2 releases
Uses new Rust 2024
new 0.1.1 | Apr 2, 2025 |
---|---|
0.1.0 | Apr 2, 2025 |
#84 in #unit-testing
94 downloads per month
Used in 183 crates
(4 directly)
60KB
440 lines
Aloe Test
Aloe Test is a Rust crate designed to facilitate structured unit testing. It provides abstractions and interfaces for running, logging, and managing unit tests through a standardized approach. The crate is built on two main interfaces: UnitTestInterface
and UnitTestRunnerInterface
, which define the methodology for initializing, running, and shutting down unit tests, as well as capturing and responding to test results.
Features
- Unit Test Management: Allows you to design and manage unit tests using
UnitTest
andUnitTestRunner
structures. - Logging and Result Handling: Provides comprehensive logging features for both successful and failed tests, which can be tailored to assert on failures and log test passes.
- Category-Based Test Execution: Run all or specific categories of tests easily, using deterministic or random seeds.
- Interception and Custom Behavior: Implement custom behavior using subclasses of
UnitTestRunner
to handle logging and results effectively.
Getting Started
Include aloe-test
in your Cargo.toml
:
[dependencies]
aloe-test = "0.1.0"
Basic Usage
Create a unit test by subclassing UnitTest
:
struct MyTest;
impl UnitTestInterface for MyTest {
fn initialise(&mut self) {}
fn shutdown(&mut self) {}
fn run_test(&mut self) {
self.begin_test("Example Test");
self.expect(true, Some("Expected success"));
}
}
Use UnitTestRunner
to execute your tests:
let mut runner = UnitTestRunner::new();
runner.run_all_tests(None);
Advanced Features
- Comprehensive result analysis allowing detailed inspection of execution passes and failures.
- Randomization control through seed management for reproducible test scenarios.
License
This project is licensed under the GPL-3.0 License.
Contribution
Contributions are welcome.
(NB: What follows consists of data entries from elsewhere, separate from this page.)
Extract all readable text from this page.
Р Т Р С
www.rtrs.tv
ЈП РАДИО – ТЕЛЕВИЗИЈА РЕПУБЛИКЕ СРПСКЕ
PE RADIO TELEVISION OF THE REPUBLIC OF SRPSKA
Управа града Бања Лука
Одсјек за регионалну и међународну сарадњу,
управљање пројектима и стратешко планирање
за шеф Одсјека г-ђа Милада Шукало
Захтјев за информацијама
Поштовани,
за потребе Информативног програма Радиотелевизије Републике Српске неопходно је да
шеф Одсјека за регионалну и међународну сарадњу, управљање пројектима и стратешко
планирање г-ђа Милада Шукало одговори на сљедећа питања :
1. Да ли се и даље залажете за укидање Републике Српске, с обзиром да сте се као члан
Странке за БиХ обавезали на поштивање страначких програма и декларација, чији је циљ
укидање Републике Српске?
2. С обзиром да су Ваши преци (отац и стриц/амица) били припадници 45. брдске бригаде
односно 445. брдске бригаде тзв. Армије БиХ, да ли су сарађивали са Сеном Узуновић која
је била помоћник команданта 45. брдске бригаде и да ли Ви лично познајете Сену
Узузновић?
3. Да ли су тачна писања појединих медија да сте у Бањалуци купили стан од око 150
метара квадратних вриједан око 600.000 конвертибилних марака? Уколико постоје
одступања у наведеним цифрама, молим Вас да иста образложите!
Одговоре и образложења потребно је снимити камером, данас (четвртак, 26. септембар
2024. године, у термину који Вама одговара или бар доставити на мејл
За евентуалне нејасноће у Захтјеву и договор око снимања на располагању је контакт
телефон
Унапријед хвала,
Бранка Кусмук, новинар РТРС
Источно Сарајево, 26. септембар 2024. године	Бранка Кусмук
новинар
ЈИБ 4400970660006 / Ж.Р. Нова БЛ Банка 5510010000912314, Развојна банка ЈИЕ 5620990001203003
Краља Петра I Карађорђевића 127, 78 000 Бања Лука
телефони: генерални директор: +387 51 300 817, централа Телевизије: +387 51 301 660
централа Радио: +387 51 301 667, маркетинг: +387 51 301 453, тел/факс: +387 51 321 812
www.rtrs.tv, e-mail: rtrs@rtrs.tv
Please check the GitHub repository here for more details.
This README.md file was generated by an AI model and may not be 100% accurate, however, it should be pretty good.
This crate is a translation of the JUCE module.
JUCE is a c++ software framework for developing high performance audio applications.
Usage falls under the GPLv3 as well as the JUCE commercial license.
See github.com/juce-framework/JUCE and the JUCE license page for details.
This crate is in the process of being translated from c++ to rust. For progress updates, please see the workspacer rust project. designed specifically for rust projects.